Adalah Moyo dan Tupu, dua kakak beradik yang hidup berbahagia dengan Baba, seorang ayah yang menyenangkan. Semua kemudian berubah. Para tertuduh yang sebagian besar tak tahu ujung pangkal bermulanya api ditangkapi. Dijadikan tumbal untuk berdirinya penguasa baru. Di sisi lain, masyarakat yang beruntung tak menjadi tertuduh kemudian seolah menjelma pula menjadi kawanan serigala yang siap membabat habis para tertuduh, meski mereka hidup bersebelahan dan para tertuduh tersebut. Kebahagiaan, kerukunan, keterbagian di antara sesama luluh lantak. Sebuah dekade gelap dalam sejarah negara yang konon menurut cerita-cerita dongeng adalah negeri yang gemah ripah loh jinawi.
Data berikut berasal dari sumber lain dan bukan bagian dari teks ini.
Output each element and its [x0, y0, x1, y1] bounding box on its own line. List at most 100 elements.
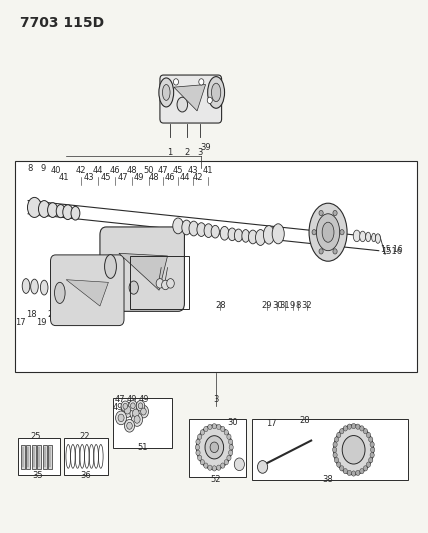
Ellipse shape — [372, 233, 376, 241]
Circle shape — [337, 432, 341, 438]
Ellipse shape — [322, 222, 334, 242]
Text: 18: 18 — [26, 310, 37, 319]
Circle shape — [141, 408, 146, 415]
Ellipse shape — [177, 97, 187, 112]
Circle shape — [370, 442, 374, 447]
Circle shape — [337, 462, 341, 467]
Circle shape — [130, 406, 142, 421]
Ellipse shape — [54, 282, 65, 303]
Text: 9: 9 — [40, 164, 45, 173]
Ellipse shape — [309, 203, 347, 261]
Circle shape — [227, 455, 231, 461]
Text: 46: 46 — [110, 166, 120, 175]
Circle shape — [371, 447, 375, 453]
Text: 24: 24 — [158, 292, 169, 301]
Circle shape — [347, 470, 351, 475]
Ellipse shape — [316, 214, 340, 251]
Circle shape — [196, 425, 232, 470]
Circle shape — [127, 422, 132, 429]
Text: 9: 9 — [290, 301, 295, 310]
Polygon shape — [66, 280, 108, 306]
Ellipse shape — [197, 223, 206, 237]
Ellipse shape — [220, 227, 229, 240]
Circle shape — [173, 79, 178, 85]
Circle shape — [166, 279, 174, 288]
Text: 50: 50 — [143, 166, 154, 175]
Text: 15 16: 15 16 — [380, 245, 402, 254]
Ellipse shape — [375, 234, 380, 243]
Ellipse shape — [56, 205, 65, 217]
Ellipse shape — [208, 77, 225, 108]
Text: 49: 49 — [139, 394, 149, 403]
Text: 8: 8 — [27, 164, 33, 173]
Polygon shape — [119, 253, 167, 290]
Ellipse shape — [263, 225, 274, 244]
Text: 29: 29 — [262, 301, 272, 310]
Text: 1516: 1516 — [381, 247, 402, 256]
Ellipse shape — [366, 232, 371, 241]
Text: 8: 8 — [296, 301, 301, 310]
Ellipse shape — [272, 224, 284, 244]
Bar — [37, 445, 41, 469]
Text: 47: 47 — [158, 166, 169, 175]
Ellipse shape — [63, 205, 73, 220]
Ellipse shape — [228, 228, 236, 241]
Circle shape — [156, 279, 164, 288]
Text: 7703 115D: 7703 115D — [20, 16, 104, 30]
Ellipse shape — [249, 230, 257, 244]
Ellipse shape — [189, 221, 199, 236]
Text: 49: 49 — [113, 402, 123, 411]
Ellipse shape — [22, 279, 30, 293]
Text: 45: 45 — [173, 166, 183, 175]
Circle shape — [207, 97, 212, 103]
Text: 20: 20 — [48, 310, 58, 319]
Circle shape — [217, 424, 221, 430]
Circle shape — [118, 414, 124, 422]
Text: 32: 32 — [302, 301, 312, 310]
Text: 47: 47 — [118, 173, 128, 182]
Bar — [43, 445, 47, 469]
Bar — [18, 438, 60, 475]
Ellipse shape — [31, 279, 38, 294]
Circle shape — [319, 249, 323, 254]
Ellipse shape — [27, 197, 42, 217]
Circle shape — [334, 425, 374, 474]
Circle shape — [312, 230, 316, 235]
Text: 3: 3 — [214, 394, 219, 403]
Circle shape — [224, 430, 229, 435]
Circle shape — [343, 469, 348, 474]
Ellipse shape — [163, 85, 170, 100]
Circle shape — [229, 450, 233, 455]
Circle shape — [210, 442, 219, 453]
Circle shape — [204, 426, 208, 432]
Circle shape — [205, 435, 223, 459]
Text: 41: 41 — [202, 166, 213, 175]
Ellipse shape — [48, 203, 58, 217]
Circle shape — [198, 455, 202, 461]
Text: 44: 44 — [92, 166, 103, 175]
Ellipse shape — [360, 231, 366, 241]
Text: 43: 43 — [84, 173, 95, 182]
Polygon shape — [174, 85, 205, 111]
Bar — [27, 445, 30, 469]
Circle shape — [234, 458, 244, 471]
Text: 22: 22 — [79, 432, 89, 441]
Ellipse shape — [204, 224, 213, 238]
Circle shape — [363, 429, 368, 434]
Text: 36: 36 — [80, 471, 91, 480]
Circle shape — [369, 457, 373, 463]
Circle shape — [333, 453, 337, 458]
Ellipse shape — [242, 230, 250, 242]
Circle shape — [221, 426, 225, 432]
Text: 3: 3 — [198, 148, 203, 157]
Circle shape — [134, 416, 140, 423]
Circle shape — [133, 409, 139, 417]
Text: 42: 42 — [193, 173, 203, 182]
Text: 17: 17 — [15, 318, 26, 327]
Circle shape — [351, 423, 356, 429]
Circle shape — [229, 439, 233, 445]
Circle shape — [116, 411, 127, 425]
Text: 35: 35 — [32, 471, 43, 480]
Circle shape — [340, 429, 344, 434]
Bar — [252, 419, 408, 480]
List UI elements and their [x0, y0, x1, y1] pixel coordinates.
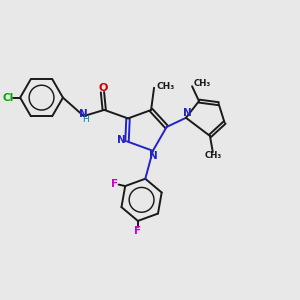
- Text: CH₃: CH₃: [194, 79, 211, 88]
- Text: O: O: [98, 83, 108, 93]
- Text: N: N: [117, 135, 126, 145]
- Text: Cl: Cl: [2, 93, 13, 103]
- Text: H: H: [82, 116, 89, 124]
- Text: CH₃: CH₃: [204, 152, 221, 160]
- Text: N: N: [149, 151, 158, 161]
- Text: F: F: [134, 226, 141, 236]
- Text: CH₃: CH₃: [156, 82, 175, 91]
- Text: F: F: [111, 179, 118, 189]
- Text: N: N: [183, 108, 192, 118]
- Text: N: N: [79, 109, 88, 119]
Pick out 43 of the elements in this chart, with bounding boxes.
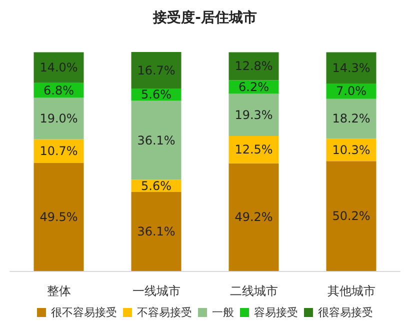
data-label: 12.8%	[234, 59, 273, 74]
bar	[131, 100, 182, 180]
legend-label: 很容易接受	[318, 306, 373, 319]
x-tick-label: 一线城市	[132, 284, 180, 298]
data-label: 12.5%	[234, 142, 273, 157]
data-label: 50.2%	[332, 209, 370, 224]
data-label: 36.1%	[137, 133, 176, 148]
legend-label: 很不容易接受	[51, 306, 117, 319]
bar	[326, 52, 376, 84]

Simbolisasi keluluh-lantakan itu terlihat dari bagaimana persahabatan antara kakak beradik Moyo Tupu dan Lacuna, sang tetangga, tak lagi bisa berlanjut. Kelompok yang dianggap merah, harus ditangkap. Tak ada yang berani lagi berdekatan. Untuk melanjutkan hidup, memusuhi para tertuduh adalah kewajiban mutlak yang tak perlu dipertanyakan. Simbolisasi itu pun ditampilkannya pula dalam benda-benda sekitar para tokoh. Peluit yang selalu ditiup oleh Moyo dan Tupu sebagai tanda kebersatuan mereka kemudian justru menjadi salah satu penyebab yang menyebabkan keduanya terpisah.


Merinding ditambah rasa yang menyentak-nyentak di jantung menjadi karib yang tak mau pergi ketika sepasang mata saya terpekur di pojok IFI Bandung menyaksikan teater boneka bertajuk Mwathirika garapan Papermoon tersebut. Sebagai sebuah isu, peristiwa 1965, meski telah puluhan tahun berlalu, memang selalu seksi bagi siapapun. Menilik apa yang disajikan lakon Mwathirika,  tak ada cerita baru yang sebenarnya hendak disampaikan. Penderitaan-penderitaan yang digambarkannya, kekalutan dengan suasana mencekam, kebingungan, doktrinitas penguasa, semuanya adalah kisah klasik,  namun ia menjadi efektif sebagai obat anti lupa bagi bangsa yang konon pelupa ini.  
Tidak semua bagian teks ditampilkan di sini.